After a handoff, I was able to finally listen to the orchestra play an ambitious program: Haydn’s “Philosopher” Symphony, a concerto in D major by Vivaldi, and Francesco Geminiani’s Concerto Grosso in E Minor. The recording, though scratchy, reveals world-class playing.
The adagio first movement of the Haydn has a good tempo, dignified without getting bogged down. The presto second movement is sprightly, whereas the minuetto third movement sounds a little too deliberate. The horns sound superb in the presto finale.
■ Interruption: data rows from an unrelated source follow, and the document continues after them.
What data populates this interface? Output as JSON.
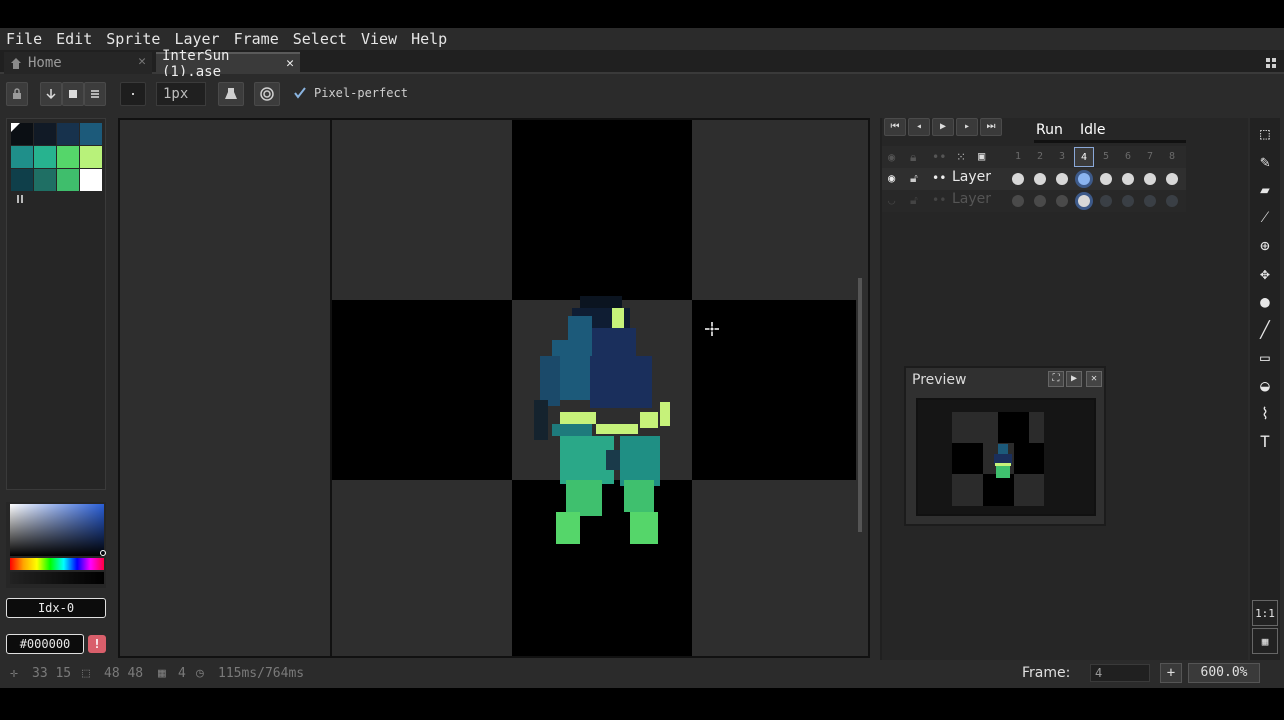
{
  "menu": [
    "File",
    "Edit",
    "Sprite",
    "Layer",
    "Frame",
    "Select",
    "View",
    "Help"
  ],
  "tabs": [
    {
      "label": "Home",
      "close": "✕"
    },
    {
      "label": "InterSun (1).ase",
      "close": "✕"
    }
  ],
  "context_bar": {
    "brush_size": "1px",
    "pixel_perfect_label": "Pixel-perfect",
    "pixel_perfect_checked": true
  },
  "palette": {
    "colors": [
      "#0b0f14",
      "#111a26",
      "#17324d",
      "#1c5a7a",
      "#1f8f8a",
      "#27b38f",
      "#55d66a",
      "#b8f27a",
      "#0f3f4a",
      "#1f6f64",
      "#3fbe6c",
      "#ffffff"
    ],
    "selected_index": 0
  },
  "color": {
    "index_label": "Idx-0",
    "hex_label": "#000000",
    "warning_icon": "!"
  },
  "timeline": {
    "tags": [
      "Run",
      "Idle"
    ],
    "frames": [
      "1",
      "2",
      "3",
      "4",
      "5",
      "6",
      "7",
      "8"
    ],
    "current_frame": "4",
    "layers": [
      {
        "name": "Layer",
        "visible": true
      },
      {
        "name": "Layer",
        "visible": false
      }
    ]
  },
  "preview": {
    "title": "Preview"
  },
  "status": {
    "position": "33 15",
    "size": "48 48",
    "frame_count": "4",
    "duration": "115ms/764ms",
    "frame_label": "Frame:",
    "frame_value": "4",
    "plus": "+",
    "zoom": "600.0%"
  },
  "tools": [
    "rect-select-icon",
    "pencil-icon",
    "eraser-icon",
    "eyedropper-icon",
    "zoom-icon",
    "move-icon",
    "fill-icon",
    "line-icon",
    "rectangle-icon",
    "blur-icon",
    "smudge-icon",
    "text-icon"
  ],
  "tool_glyphs": [
    "⬚",
    "✎",
    "▰",
    "⁄",
    "⊕",
    "✥",
    "●",
    "╱",
    "▭",
    "◒",
    "⌇",
    "T"
  ],
  "bottom_tools": [
    {
      "name": "actual-size-button",
      "label": "1:1"
    },
    {
      "name": "grid-view-button",
      "label": "▦"
    }
  ]
}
The Vivaldi is far from historically informed, though there is a harpsichord. The steely bass section sounds dark and murky, but very of its time. Violin soloist Gerald Tarack is agile and resonant in the allegro first movement. There are some cello intonation problems in the largo second movement, but the whirring allegro third movement has a great violin cadenza.
Geminiani is an unusual choice. The adagio first movement, leading to the fugal second movement, sounds ponderous. There are interesting harmonies in the yearning adagio third movement. The allegro fourth movement is full of energy. And while the orchestra seems more comfortable playing Haydn than the Baroque composers, the programming is admirable.
When I wrote my article on the Provincetown Symphony, I didn’t know of any surviving members. Since then, I’ve found one: Philip Dunigan, a flutist, now in his late 80s and living in North Carolina. In the 1960s, he was living on Cape, having married into the Malicoat family. (His daughter is the artist Breon Dunigan.)
Dunigan was able to confirm that the orchestra brought in ringers from New York City. He says the series started off as a couple of summer concerts in the summer before expanding. Dunigan remembers fondly playing a Boccherini concerto with renowned cellist Bernard Greenhouse. There was also chamber music at the Provincetown Art Association.
“Jo Hawthorne was a wonderful musician, but not a gifted conductor,” Dunigan admits. “You see, there are conductors, and there are instrumentalists. We had great respect for him and would do everything we could to help him out.
“Even so, he got better results than a lot of people who looked really good waving a wand,” Dunigan continues. “He knew an awful lot and was really ace at programming.”